By Jenny Rebholz Schrank, Allied ASID
The hospitality market is not so different from other specialties when it comes to embracing LEED® certification and sustainable initiatives. In fact, green is likely here to stay as hotel brands implement basic principles of sustainability, evaluating the upfront costs versus the long-term investment. Hospitality designers need to be educated on the topic and do the necessary research to answer more questions about the products they specify.
“A LEED hotel will generally cost 20 to 25 percent more,” says Connie Jackson, ASID, senior designer with Wilson Associates in Dallas. “An owner has to buy into that concept. Hopefully, the return on his investments will pay for itself.”
While hoteliers may not embrace the LEED certification process from start to finish, they are eager to put their spin on sustainability. “Most brands in the industry right now have researched LEED and developed their own initiative based on the guiding principles within it,” explains Patrick Johnson of Atlanta’s ai3 Inc. “The low hanging fruit, like low-VOC materials and management of waste, is now a given.”

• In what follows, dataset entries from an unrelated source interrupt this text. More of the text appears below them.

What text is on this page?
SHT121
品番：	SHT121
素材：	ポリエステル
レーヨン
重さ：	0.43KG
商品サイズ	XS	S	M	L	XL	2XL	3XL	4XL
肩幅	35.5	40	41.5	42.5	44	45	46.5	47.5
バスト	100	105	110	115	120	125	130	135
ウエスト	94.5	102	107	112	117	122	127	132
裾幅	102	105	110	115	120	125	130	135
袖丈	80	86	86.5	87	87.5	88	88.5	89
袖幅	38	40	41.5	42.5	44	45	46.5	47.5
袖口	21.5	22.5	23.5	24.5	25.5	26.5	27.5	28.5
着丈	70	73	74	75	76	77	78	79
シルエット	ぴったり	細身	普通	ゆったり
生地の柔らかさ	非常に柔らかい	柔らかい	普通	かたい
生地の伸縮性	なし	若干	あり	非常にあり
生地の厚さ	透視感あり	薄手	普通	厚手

Other designers agree: “In Florida, we have seen more requests for sustainable design on the hotel side. Projects are either going for LEED certification or adopting utility conservation programs like the Florida Green Lodging program,” describes Angela Hinton of L2 Studios in Orlando, Fla. “The designer has an increased responsibility to know absolutely every detail about a product’s origin, construction and appropriate application, especially with products and finishes that are being produced overseas.”
The good news is that more clients are interested in American products, which is part of a sustainable mindset. “The biggest design trend I see is that five years ago, everyone was buying Chinese product for cost reasons. Lately, the trend has been to buy American,” shares Jackson. “It’s great for our own economy, plus we can see the quality to start to rise. Clients know it will cost more but believe in American products.”
Hospitality Expectations (ASID ICON Winter 2011)
Jenny Rebholz Schrank, Allied ASID, is a writer and marketing consultant.